Study participants were divided into the following groups: control group (controls) consisted of 119 subjects: 69 males (57.98%) and 50 females (42.02%), age range 36–75 years, mean 55.3±9.5. The coronary artery disease (CAD) group included 202 subjects with coronary artery occlusions: 166 males (82.18%), 36 females (17.82%), age range 38–84 years, mean 57.2±9.0 and was subdivided into the CAD1 subgroup (79 individuals with single vessel occlusion: 64 males (81.01%) and 15 females (18.99%) aged from 38 to 79 years, mean 54.9±8.0, and the CAD2+3 subgroup which included 123 individuals with 2 or 3 significant occlusions in the coronary vessels: 102 males (82.93%) and 21 females (17.07%), aged 41–84 years, mean 58.7±9.4.

Baseline characteristics of patients and control subjects are shown in Table 1. Differences between patients with single (CAD1) and multivessel (CAD2+3) disease are also presented in this table. Frequency of male gender and BMI proved to be significantly higher in the CAD group when compared to controls (p=0.0001 and p=0.02, respectively). Similarly, smoking and diabetes were more common among CAD patients than controls (p=0.007 and p=0.02, respectively). Lipid profile tests revealed that serum HDL was notably lower in the CAD group (p=0.00004). LDL, triglyceride levels and total cholesterol levels did not differ significantly between the CAD and controls. The extent of atherosclerosis in the coronary vessels was also investigated.

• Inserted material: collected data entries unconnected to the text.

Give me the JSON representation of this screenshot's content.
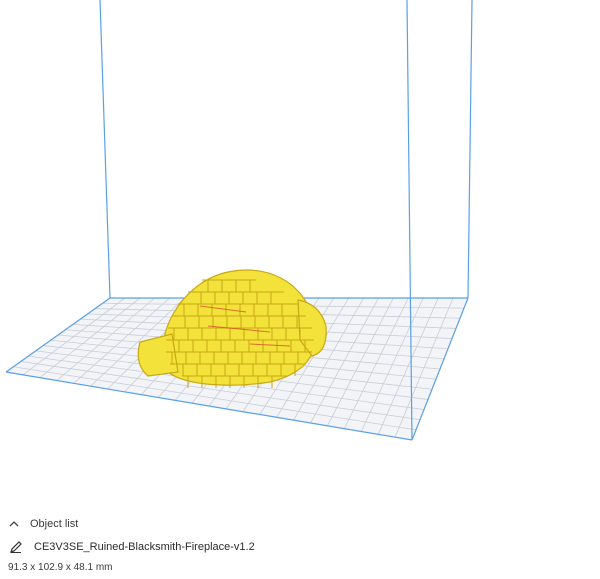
{
  "viewport": {
    "build_volume_color": "#5aa0e6",
    "bed_fill_color": "#f2f4f8",
    "grid_line_color": "#c9cdd6",
    "model_color": "#f2e23a",
    "model_shadow_color": "#c8a814",
    "model_detail_color": "#d63a2a",
    "model_name": "ruined-blacksmith-fireplace-model"
  },
  "object_list": {
    "header_label": "Object list",
    "collapse_icon": "chevron-up-icon",
    "edit_icon": "pencil-icon",
    "object_name": "CE3V3SE_Ruined-Blacksmith-Fireplace-v1.2",
    "dimensions": "91.3 x 102.9 x 48.1 mm"
  }
}
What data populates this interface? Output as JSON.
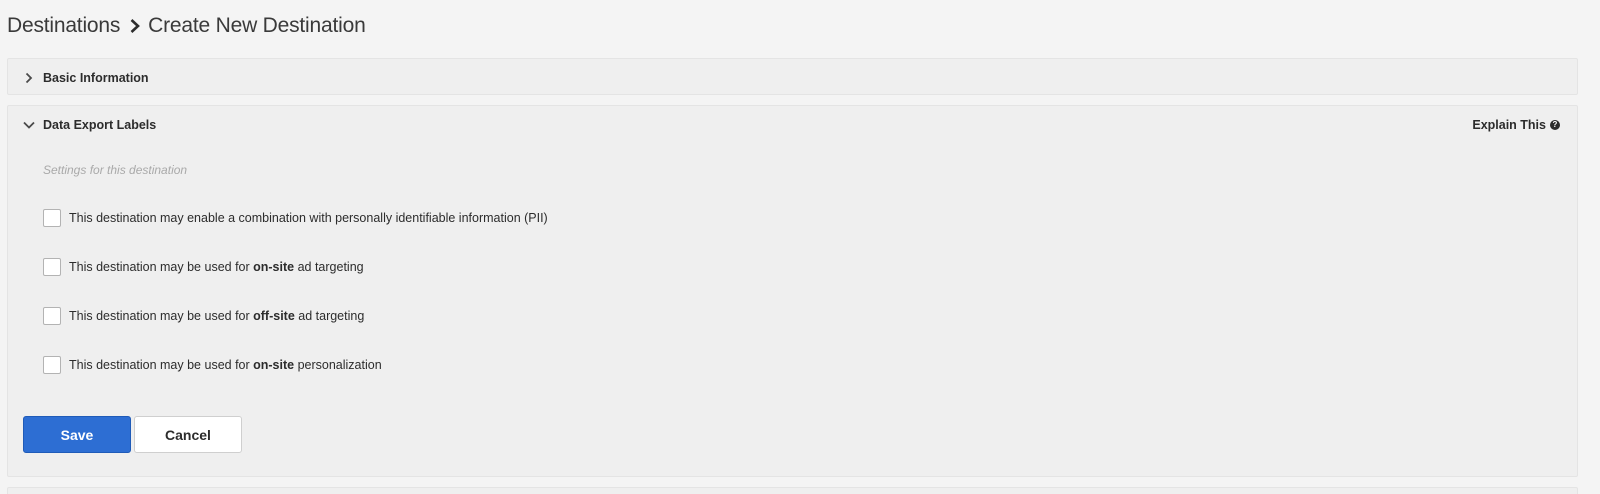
{
  "breadcrumb": {
    "parent": "Destinations",
    "current": "Create New Destination"
  },
  "sections": {
    "basic": {
      "title": "Basic Information",
      "expanded": false
    },
    "export": {
      "title": "Data Export Labels",
      "expanded": true,
      "explain_label": "Explain This",
      "explain_icon": "question-circle-icon",
      "note": "Settings for this destination",
      "options": [
        {
          "before": "This destination may enable a combination with personally identifiable information (PII)",
          "bold": "",
          "after": "",
          "checked": false
        },
        {
          "before": "This destination may be used for ",
          "bold": "on-site",
          "after": " ad targeting",
          "checked": false
        },
        {
          "before": "This destination may be used for ",
          "bold": "off-site",
          "after": " ad targeting",
          "checked": false
        },
        {
          "before": "This destination may be used for ",
          "bold": "on-site",
          "after": " personalization",
          "checked": false
        }
      ]
    }
  },
  "actions": {
    "save_label": "Save",
    "cancel_label": "Cancel"
  },
  "colors": {
    "primary": "#2d6ed3",
    "background": "#f4f4f4",
    "panel": "#efefef"
  }
}
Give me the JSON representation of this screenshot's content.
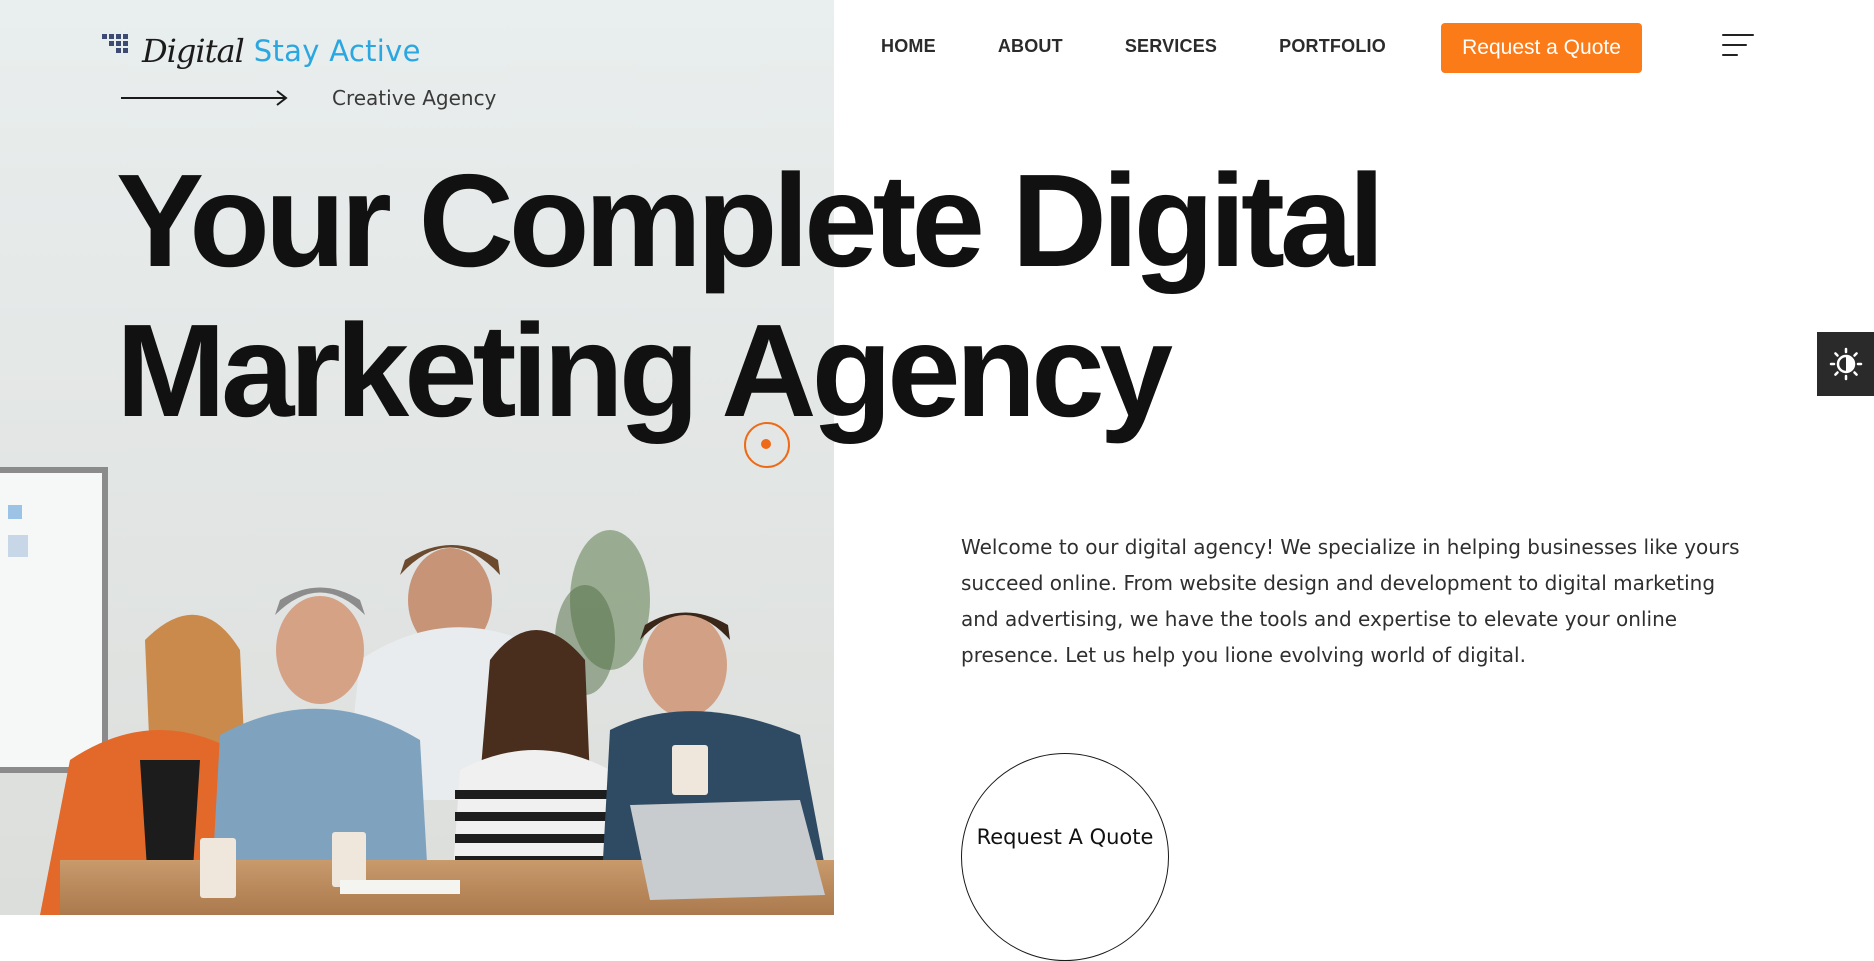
{
  "header": {
    "logo": {
      "word_one": "Digital",
      "word_two": "Stay Active",
      "brand_color": "#2aa6e0"
    },
    "nav": [
      {
        "label": "HOME"
      },
      {
        "label": "ABOUT"
      },
      {
        "label": "SERVICES"
      },
      {
        "label": "PORTFOLIO"
      }
    ],
    "cta_label": "Request a Quote",
    "cta_color": "#fb7b18",
    "menu_icon": "hamburger-menu-icon"
  },
  "hero": {
    "tagline": "Creative Agency",
    "headline_line1": "Your Complete Digital",
    "headline_line2": "Marketing Agency",
    "intro": "Welcome to our digital agency! We specialize in helping businesses like yours succeed online. From website design and development to digital marketing and advertising, we have the tools and expertise to elevate your online presence. Let us help you lione evolving world of digital.",
    "circle_cta_label": "Request A Quote",
    "accent_color": "#ee6a16"
  },
  "theme_toggle": {
    "icon": "sun-contrast-icon"
  }
}
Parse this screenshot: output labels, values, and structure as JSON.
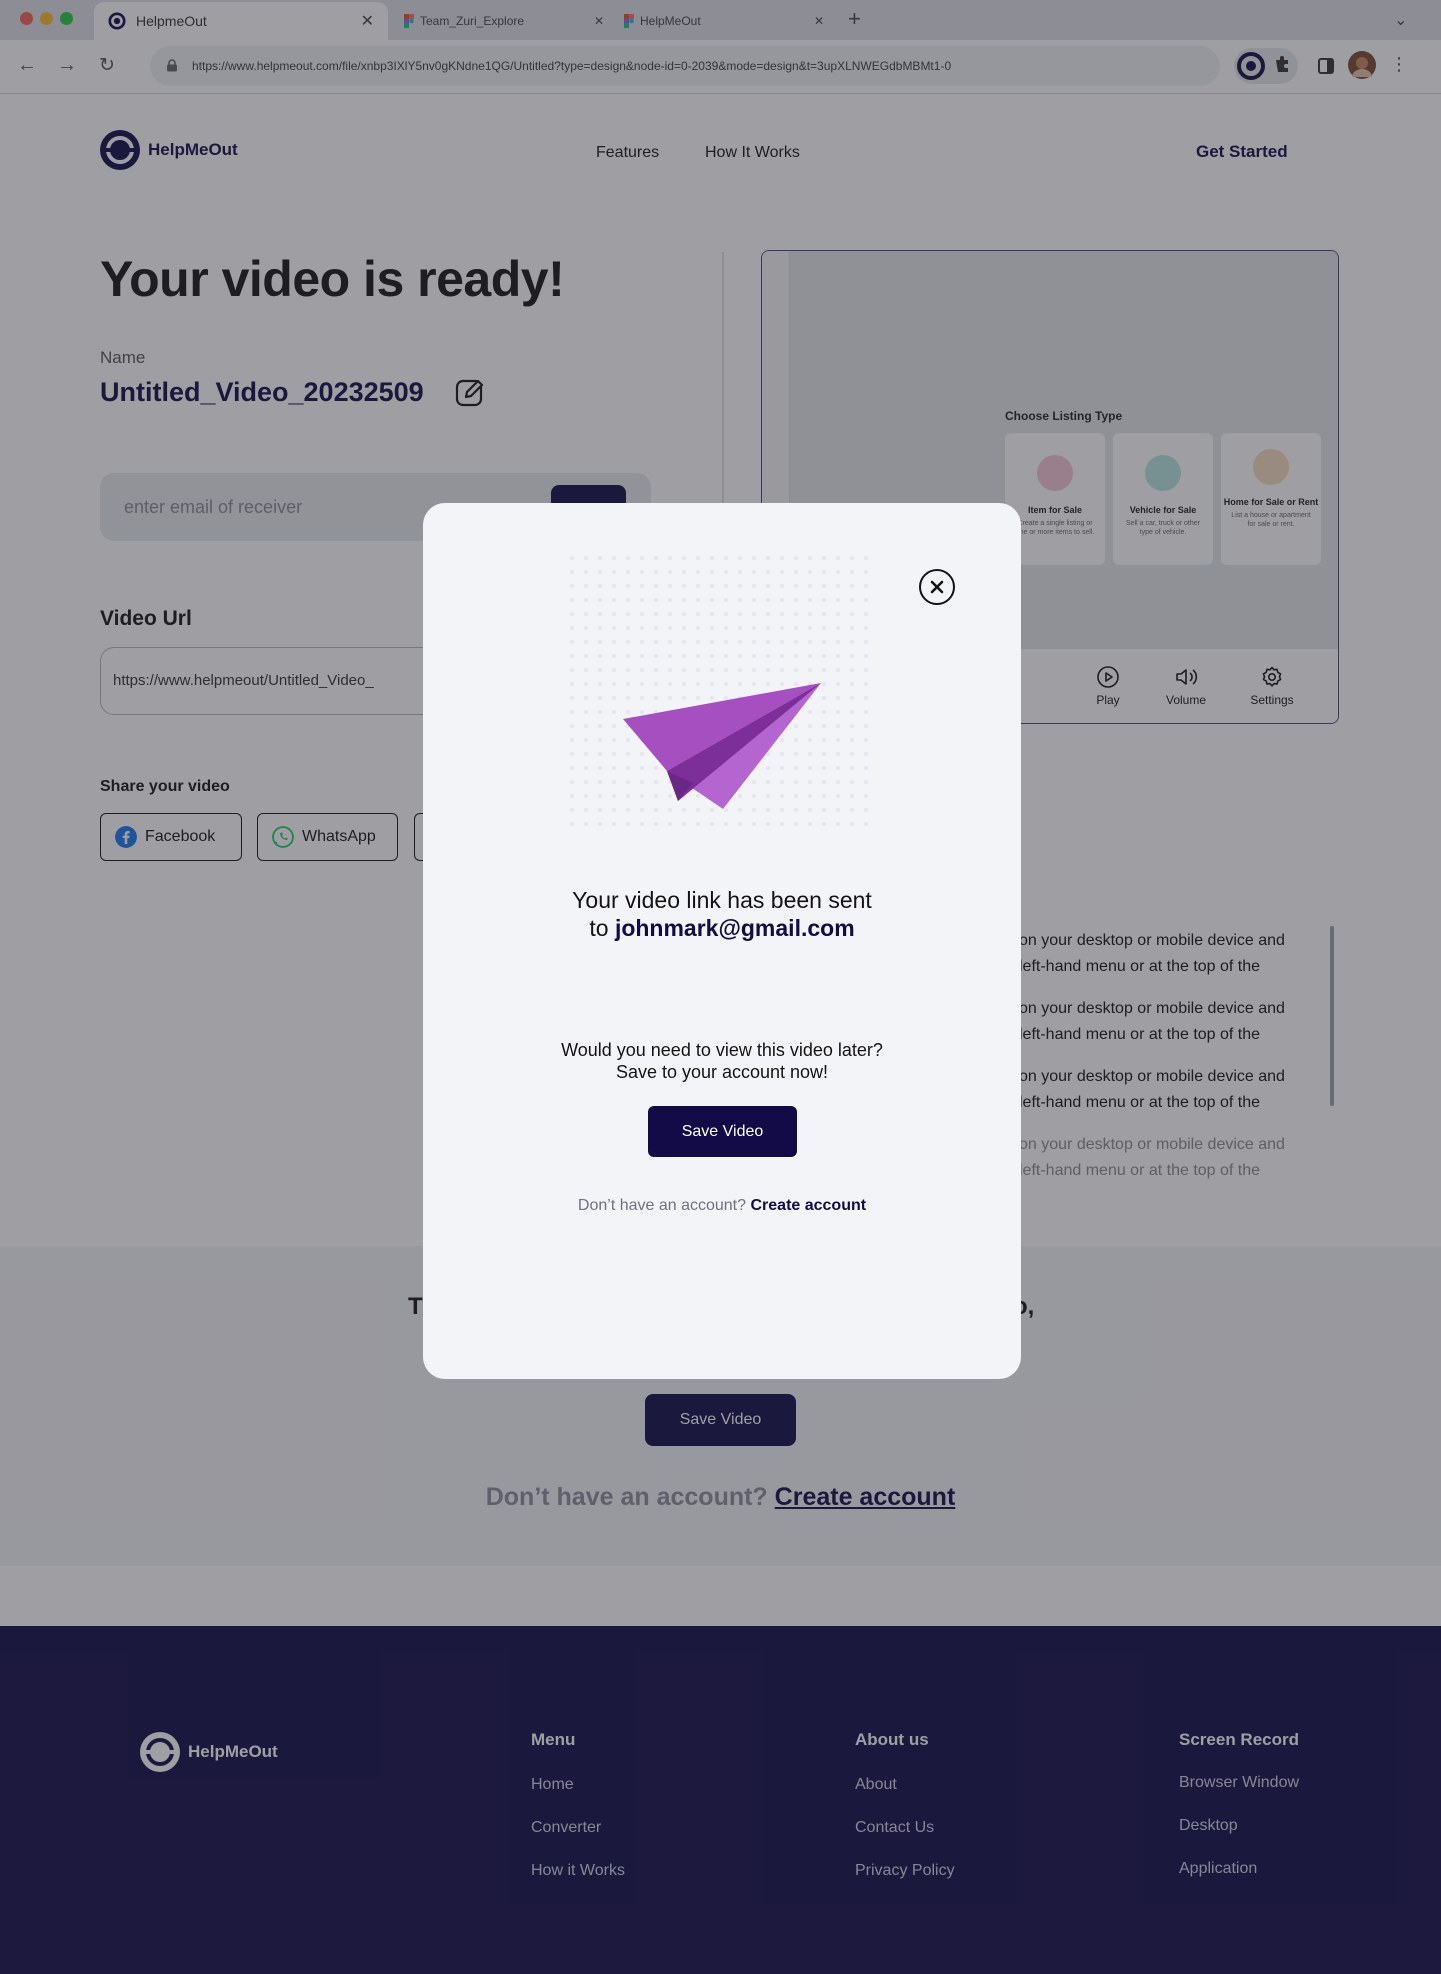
{
  "browser": {
    "tabs": [
      {
        "title": "HelpmeOut",
        "active": true
      },
      {
        "title": "Team_Zuri_Explore",
        "active": false
      },
      {
        "title": "HelpMeOut",
        "active": false
      }
    ],
    "url": "https://www.helpmeout.com/file/xnbp3IXlY5nv0gKNdne1QG/Untitled?type=design&node-id=0-2039&mode=design&t=3upXLNWEGdbMBMt1-0"
  },
  "header": {
    "brand": "HelpMeOut",
    "nav": [
      "Features",
      "How It Works"
    ],
    "cta": "Get Started"
  },
  "main": {
    "title": "Your video is ready!",
    "name_label": "Name",
    "name_value": "Untitled_Video_20232509",
    "email_placeholder": "enter email of receiver",
    "video_url_label": "Video Url",
    "video_url": "https://www.helpmeout/Untitled_Video_",
    "share_label": "Share your video",
    "share_buttons": [
      "Facebook",
      "WhatsApp"
    ]
  },
  "preview": {
    "listing_title": "Choose Listing Type",
    "cards": [
      {
        "title": "Item for Sale",
        "desc": "Create a single listing or one or more items to sell."
      },
      {
        "title": "Vehicle for Sale",
        "desc": "Sell a car, truck or other type of vehicle."
      },
      {
        "title": "Home for Sale or Rent",
        "desc": "List a house or apartment for sale or rent."
      }
    ],
    "controls": [
      "Play",
      "Volume",
      "Settings"
    ]
  },
  "transcript": {
    "lines": [
      "on your desktop or mobile device and",
      "left-hand menu or at the top of the",
      "on your desktop or mobile device and",
      "left-hand menu or at the top of the",
      "on your desktop or mobile device and",
      "left-hand menu or at the top of the",
      "on your desktop or mobile device and",
      "left-hand menu or at the top of the"
    ]
  },
  "save_section": {
    "heading_left": "T",
    "heading_right": "o,",
    "button": "Save Video",
    "no_account": "Don’t have an account?",
    "create_account": "Create account"
  },
  "footer": {
    "brand": "HelpMeOut",
    "columns": [
      {
        "heading": "Menu",
        "items": [
          "Home",
          "Converter",
          "How it Works"
        ]
      },
      {
        "heading": "About us",
        "items": [
          "About",
          "Contact Us",
          "Privacy Policy"
        ]
      },
      {
        "heading": "Screen Record",
        "items": [
          "Browser Window",
          "Desktop",
          "Application"
        ]
      }
    ]
  },
  "modal": {
    "sent_line1": "Your video link has been sent",
    "sent_prefix": "to",
    "sent_email": "johnmark@gmail.com",
    "later_line1": "Would you need to view this video later?",
    "later_line2": "Save to your account now!",
    "save_button": "Save Video",
    "no_account": "Don’t have an account?",
    "create_account": "Create account"
  },
  "colors": {
    "brand_navy": "#120b48",
    "plane_purple": "#a64fc0"
  }
}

A significant difference in the clinical and biochemical characteristics between patients with single and multivessel atherosclerosis was noted only for diabetes (Table 1).

Table 1.

Baseline clinical and biochemical characteristics of patients with coronary artery disease (CAD), advanced coronary artery disease (CAD2+3) and control subjects (Controls).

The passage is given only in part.